Cyclone CAN read from a server--if you fork out a few extra thousand dollars. I'm really not sure why they need to charge for this, but there you are. I've tried all sorts of sharepoint combinations--whether drive or psf, Cyclone knows that it's not a real disk. So until I can trick windows/parallels into thinking a sharepoint is drive, I'll have to stick to backing up the whole partition. Here's a question: can windows access mac disk images as if they were actual drives? This would be relatively easily to create.
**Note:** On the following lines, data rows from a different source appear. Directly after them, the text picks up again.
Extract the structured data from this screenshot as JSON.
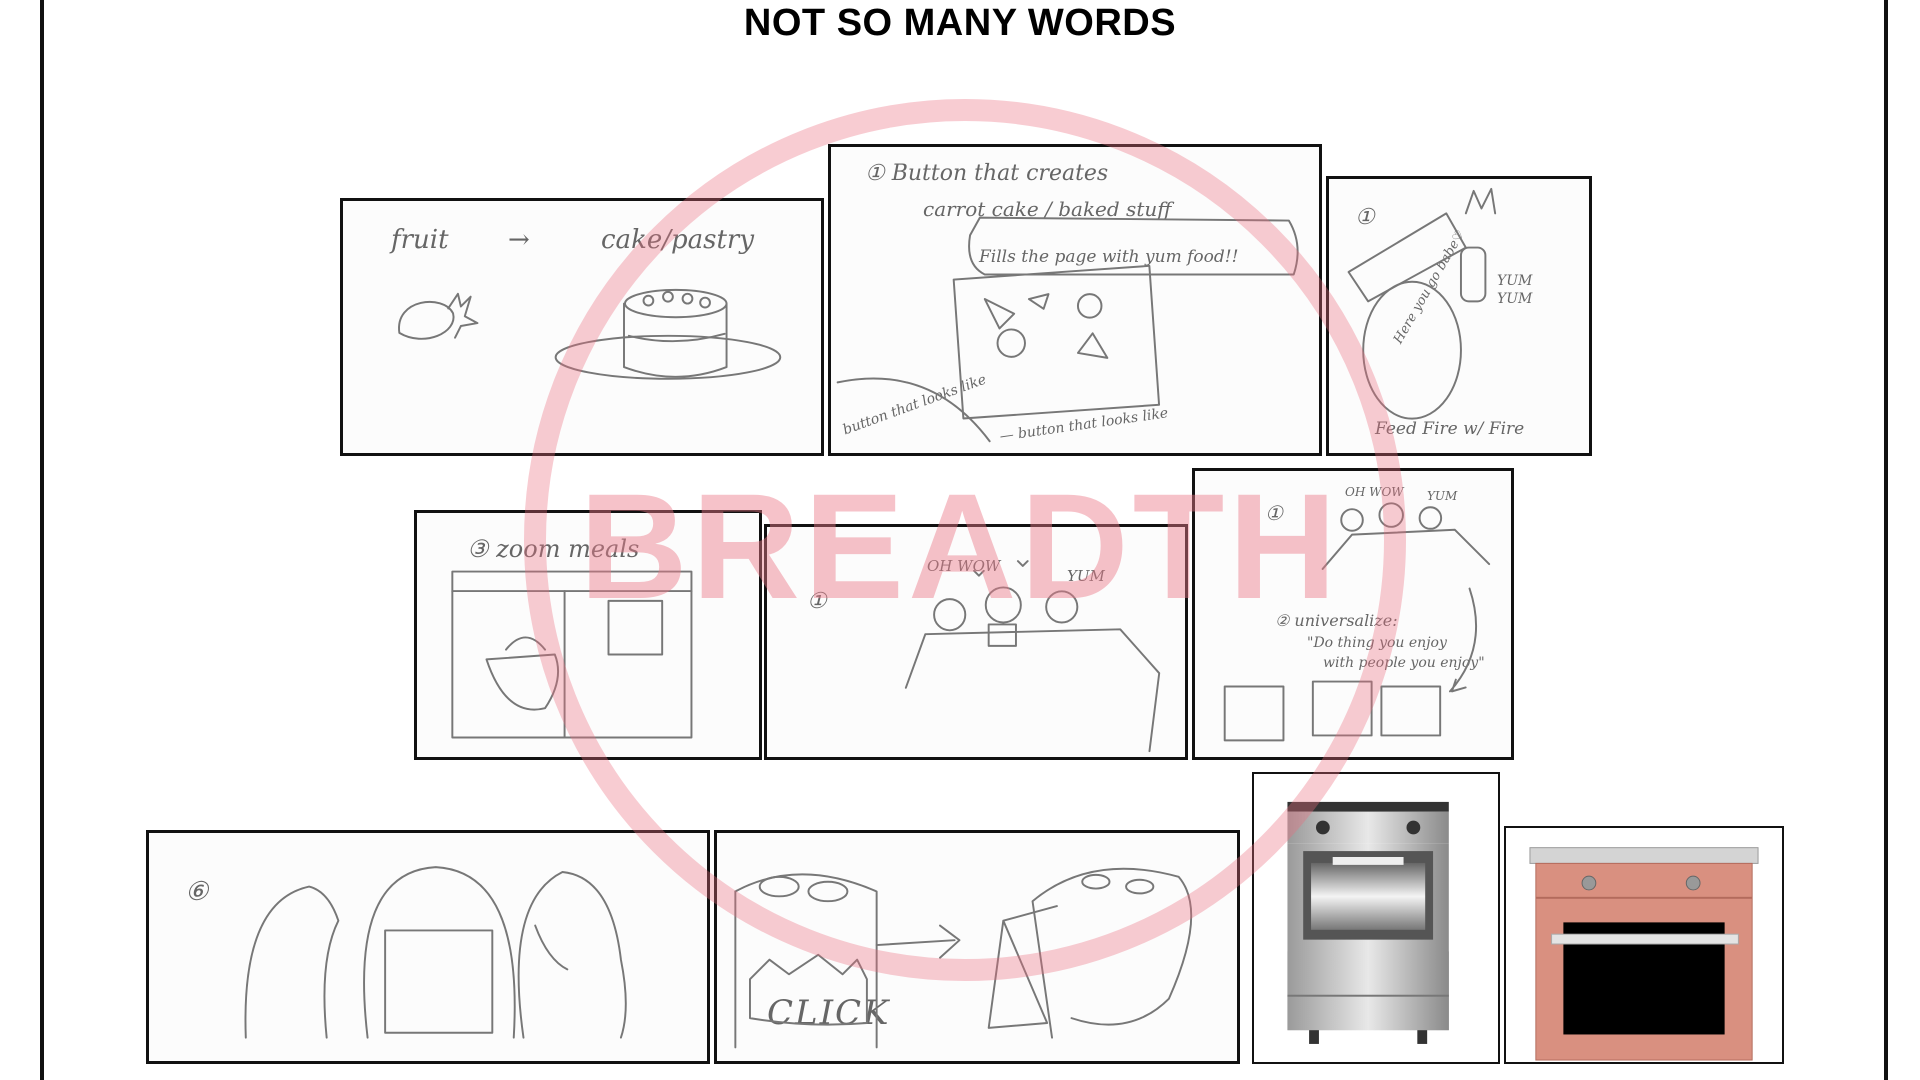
{
  "title": "NOT SO MANY WORDS",
  "watermark": "BREADTH",
  "watermark_color": "#f0a0aa",
  "panels": {
    "p1": {
      "labels": [
        "fruit",
        "cake/pastry"
      ]
    },
    "p2": {
      "labels": [
        "① Button that creates",
        "carrot cake / baked stuff",
        "Fills the page with yum food!!",
        "button that looks like",
        "— button that looks like"
      ]
    },
    "p3": {
      "labels": [
        "①",
        "YUM",
        "YUM",
        "Here you go babe♡",
        "Feed Fire w/ Fire"
      ]
    },
    "p4": {
      "labels": [
        "③ zoom meals"
      ]
    },
    "p5": {
      "labels": [
        "①",
        "OH WOW",
        "YUM"
      ]
    },
    "p6": {
      "labels": [
        "①",
        "OH WOW",
        "YUM",
        "② universalize:",
        "\"Do thing you enjoy",
        "with people you enjoy\""
      ]
    },
    "p7": {
      "labels": [
        "⑥"
      ]
    },
    "p8": {
      "labels": [
        "CLICK"
      ]
    },
    "p9": {
      "labels": []
    },
    "p10": {
      "labels": []
    }
  }
}
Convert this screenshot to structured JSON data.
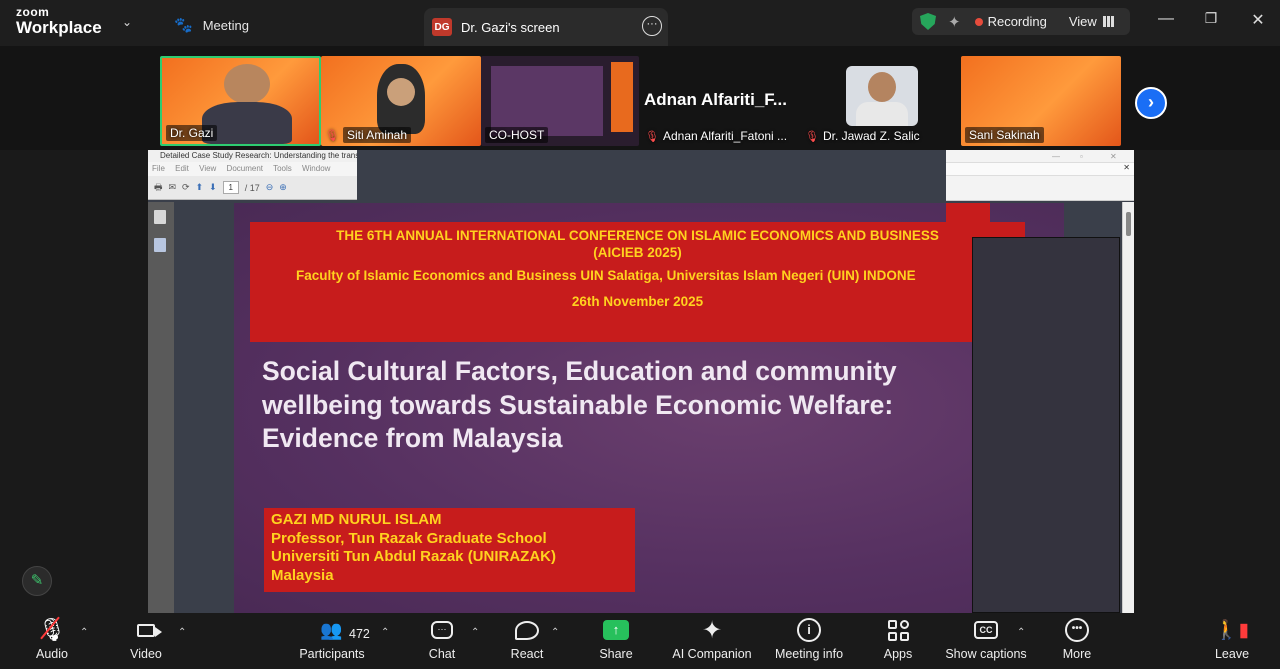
{
  "app": {
    "logo_top": "zoom",
    "logo_bottom": "Workplace"
  },
  "tabs": {
    "meeting": "Meeting",
    "screen_badge": "DG",
    "screen": "Dr. Gazi's screen"
  },
  "status": {
    "recording": "Recording",
    "view": "View"
  },
  "participants": [
    {
      "name": "Dr. Gazi",
      "muted": false
    },
    {
      "name": "Siti Aminah",
      "muted": true
    },
    {
      "name": "CO-HOST",
      "muted": false
    },
    {
      "name": "Adnan Alfariti_Fatoni ...",
      "muted": true,
      "big_label": "Adnan  Alfariti_F..."
    },
    {
      "name": "Dr. Jawad Z. Salic",
      "muted": true
    },
    {
      "name": "Sani Sakinah",
      "muted": false
    }
  ],
  "pdf": {
    "title": "Detailed Case Study Research: Understanding the transiti",
    "menu": "File Edit View Document Tools Window Help",
    "page_current": "1",
    "page_total": "/ 17"
  },
  "slide": {
    "banner_lines": [
      "THE 6TH ANNUAL INTERNATIONAL CONFERENCE ON ISLAMIC ECONOMICS AND BUSINESS",
      "(AICIEB 2025)",
      "Faculty of Islamic Economics and Business UIN Salatiga, Universitas Islam Negeri (UIN) INDONE",
      "26th November 2025"
    ],
    "title_lines": [
      "Social Cultural Factors, Education and community",
      "wellbeing towards Sustainable Economic Welfare:",
      "Evidence from Malaysia"
    ],
    "author_lines": [
      "GAZI MD NURUL ISLAM",
      "Professor, Tun Razak Graduate School",
      "Universiti Tun Abdul Razak (UNIRAZAK)",
      "Malaysia"
    ]
  },
  "toolbar": {
    "audio": "Audio",
    "video": "Video",
    "participants": "Participants",
    "participant_count": "472",
    "chat": "Chat",
    "react": "React",
    "share": "Share",
    "ai_companion": "AI Companion",
    "meeting_info": "Meeting info",
    "apps": "Apps",
    "captions": "Show captions",
    "more": "More",
    "leave": "Leave"
  },
  "colors": {
    "accent_green": "#27c05c",
    "banner_red": "#c71c1c",
    "banner_text": "#ffd21f",
    "next_blue": "#1a6ef5"
  }
}
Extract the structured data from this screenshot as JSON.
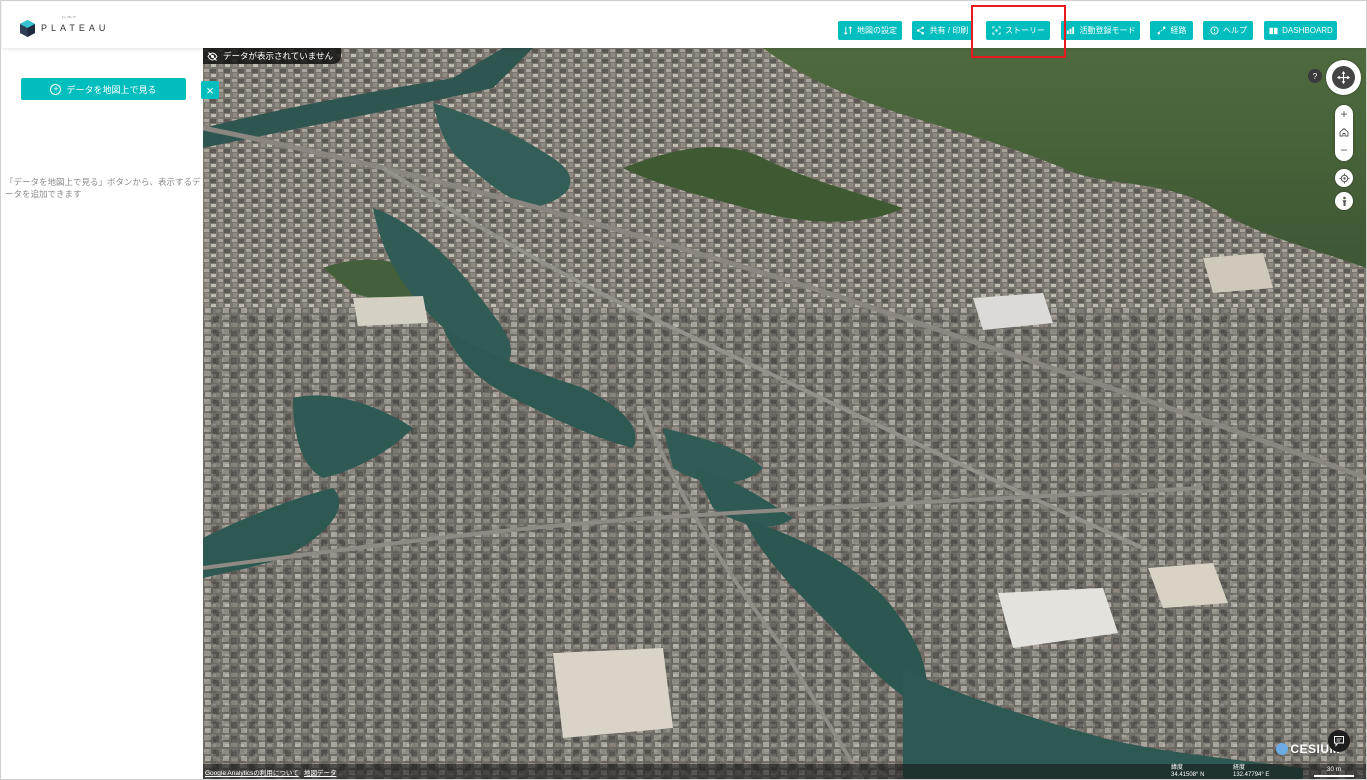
{
  "app": {
    "logo_text": "PLATEAU",
    "logo_sub": "by MLIT"
  },
  "toolbar": {
    "map_settings": "地図の設定",
    "share_print": "共有 / 印刷",
    "story": "ストーリー",
    "activity_mode": "活動登録モード",
    "route": "経路",
    "help": "ヘルプ",
    "dashboard": "DASHBOARD"
  },
  "sidebar": {
    "add_data_label": "データを地図上で見る",
    "hint": "「データを地図上で見る」ボタンから、表示するデータを追加できます"
  },
  "map": {
    "no_data_badge": "データが表示されていません",
    "help_label": "?",
    "footer_links": [
      "Google Analyticsの利用について",
      "地図データ"
    ],
    "lat": "34.41508° N",
    "lon": "132.47794° E",
    "lat_label": "緯度",
    "lon_label": "経度",
    "scale_label": "30 m",
    "cesium_label": "CESIUM"
  },
  "colors": {
    "accent": "#00bebe",
    "highlight": "#e8191f"
  }
}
Parallels won't let you use a partition that belongs to a disk image as a Boot Camp disk even though there's no reason why it shouldn't work. Maybe there's a Windows utility that will let you mount disk images in Windows as writable. Lots of them will mount disk images as read only. You'll need the utility to work with disk images that the Mac can mount. How would this be different than using an .hdd? Will Time Machine do backups of stuff on a disk image?
I imagined that you could create a disk image with OsX extended format, which would qualify it for Time Machine backup. But this is getting pretty speculative at this point. I think either I'll just stick with the current system or go to a volume such as you suggested, backed up with ChronoSync instead of Time Machine.